Accused crypto-fraudster Sam Bankman-Fried’s alleged accomplices were placed on notice Tuesday that they faced imminent arrest — and were urged to begin cooperating before it’s too late.
Manhattan US Attorney Damian Williams said his “all-hands-on-deck investigation” into the $8 billion-plus collapse of Bankman-Fried’s FTX cryptocurrency exchange and Alameda Research hedge fund “may be very much ongoing and it’s moving in a short time.”
“But I also wish to be clear about something else: while that is our first public announcement, it’s going to not be our last,” he said during a day news conference in Lower Manhattan to formally unveil the costs against Bankman-Fried.
Williams noted that Bankman-Fried’s eight-count indictment referenced unidentified co-conspirators and in addition said that various, unidentified people were cooperating with the federal probe into “one in every of the largest financial frauds in American history.”
“To anyone who participated in wrongdoing at FTX or Alameda Research and who has not yet come forward, I’d strongly encourage you to come back see us before we come to you,” he said.
Williams said Bankman-Fried’s alleged scam encompassed “4 areas of misconduct” that involved defrauding FTX customers and investors, Alameda’s lenders, in addition to violating campaign finance laws by making tens of thousands and thousands of dollars in political donations to “each Democrats and Republicans.”
“These contributions were disguised to seem like they were coming from wealthy co-conspirators when, actually, the contributions were funded by Alameda Research with stolen customer money,” he said.
“And all this dirty money was utilized in service of Bankman-Fried’s desire to purchase bipartisan influence and impact the direction of public policy in Washington.”
Gurbir Grewal, the Securities and Exchange Commission’s director of enforcement, said Bankman-Fried “raised greater than $1.8 billion from equity investors on the premise of lies” while operating “behind a veneer of legitimacy.”

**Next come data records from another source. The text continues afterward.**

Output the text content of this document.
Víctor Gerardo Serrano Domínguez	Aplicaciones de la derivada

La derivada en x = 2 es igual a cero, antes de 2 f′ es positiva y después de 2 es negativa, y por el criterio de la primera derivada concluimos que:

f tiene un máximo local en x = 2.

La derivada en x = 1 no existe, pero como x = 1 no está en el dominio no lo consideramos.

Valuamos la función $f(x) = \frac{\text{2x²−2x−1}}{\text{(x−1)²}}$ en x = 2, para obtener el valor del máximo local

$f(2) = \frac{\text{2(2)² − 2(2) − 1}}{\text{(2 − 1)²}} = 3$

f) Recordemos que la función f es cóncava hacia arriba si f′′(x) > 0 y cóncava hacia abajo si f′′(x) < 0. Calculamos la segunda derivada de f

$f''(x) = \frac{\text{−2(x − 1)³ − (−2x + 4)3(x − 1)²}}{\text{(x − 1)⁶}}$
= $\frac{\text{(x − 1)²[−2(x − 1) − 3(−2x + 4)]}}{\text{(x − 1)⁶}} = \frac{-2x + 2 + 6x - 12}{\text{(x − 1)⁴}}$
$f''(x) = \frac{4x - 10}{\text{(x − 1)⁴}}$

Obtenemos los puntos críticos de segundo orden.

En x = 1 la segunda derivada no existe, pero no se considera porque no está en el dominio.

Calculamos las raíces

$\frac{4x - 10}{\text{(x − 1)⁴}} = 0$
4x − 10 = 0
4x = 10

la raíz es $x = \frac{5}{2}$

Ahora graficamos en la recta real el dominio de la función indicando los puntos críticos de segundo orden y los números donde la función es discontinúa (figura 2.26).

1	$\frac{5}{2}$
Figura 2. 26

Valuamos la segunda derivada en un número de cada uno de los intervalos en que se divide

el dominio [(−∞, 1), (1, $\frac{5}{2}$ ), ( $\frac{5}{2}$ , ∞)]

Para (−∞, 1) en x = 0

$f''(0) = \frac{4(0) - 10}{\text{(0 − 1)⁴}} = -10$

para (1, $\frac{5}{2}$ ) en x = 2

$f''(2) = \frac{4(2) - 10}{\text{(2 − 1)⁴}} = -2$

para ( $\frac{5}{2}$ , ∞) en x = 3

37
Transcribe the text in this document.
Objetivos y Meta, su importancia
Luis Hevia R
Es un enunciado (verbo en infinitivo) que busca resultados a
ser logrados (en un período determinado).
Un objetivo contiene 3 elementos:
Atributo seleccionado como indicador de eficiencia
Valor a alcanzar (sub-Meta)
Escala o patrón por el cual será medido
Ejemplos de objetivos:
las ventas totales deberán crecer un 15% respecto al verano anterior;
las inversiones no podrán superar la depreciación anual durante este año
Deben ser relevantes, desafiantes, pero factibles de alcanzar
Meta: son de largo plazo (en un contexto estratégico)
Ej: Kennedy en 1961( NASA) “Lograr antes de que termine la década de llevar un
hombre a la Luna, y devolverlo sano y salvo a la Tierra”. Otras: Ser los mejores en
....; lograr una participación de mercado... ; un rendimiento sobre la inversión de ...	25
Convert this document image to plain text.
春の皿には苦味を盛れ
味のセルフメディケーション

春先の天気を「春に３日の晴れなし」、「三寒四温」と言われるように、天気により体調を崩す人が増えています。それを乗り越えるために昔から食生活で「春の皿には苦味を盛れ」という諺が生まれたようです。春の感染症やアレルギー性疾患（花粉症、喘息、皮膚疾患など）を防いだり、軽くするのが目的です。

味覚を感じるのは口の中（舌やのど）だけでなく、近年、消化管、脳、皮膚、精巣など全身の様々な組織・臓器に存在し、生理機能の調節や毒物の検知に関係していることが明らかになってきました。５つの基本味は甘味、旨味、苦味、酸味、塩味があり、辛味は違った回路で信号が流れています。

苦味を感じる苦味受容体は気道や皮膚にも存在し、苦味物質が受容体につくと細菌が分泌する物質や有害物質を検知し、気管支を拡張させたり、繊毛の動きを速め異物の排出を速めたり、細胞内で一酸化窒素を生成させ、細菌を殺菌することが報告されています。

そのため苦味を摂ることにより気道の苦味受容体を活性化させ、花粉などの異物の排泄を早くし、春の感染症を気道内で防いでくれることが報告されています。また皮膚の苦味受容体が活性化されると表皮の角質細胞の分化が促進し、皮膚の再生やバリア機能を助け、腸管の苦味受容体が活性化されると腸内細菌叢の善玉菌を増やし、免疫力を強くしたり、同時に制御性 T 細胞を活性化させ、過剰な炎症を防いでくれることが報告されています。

But Grewal said the “entire house of cards began to crumble as crypto prices plummeted in May of 2022.”
“That collapse has had far-reaching consequences for FTX customers, for its investors and for its counterparties,” he said. “But one immediate takeaway from today’s announcement must be that non-compliant trading platforms pose dramatic risks to each their investors and to their customers.
“Amongst other things, they don’t provide them with the identical robust level of disclosures and protections against fraud and conflicts of interest. That’s what traditional, US-registered securities exchanges provide. So it’s imperative that non-compliant platforms come into compliance,” he added.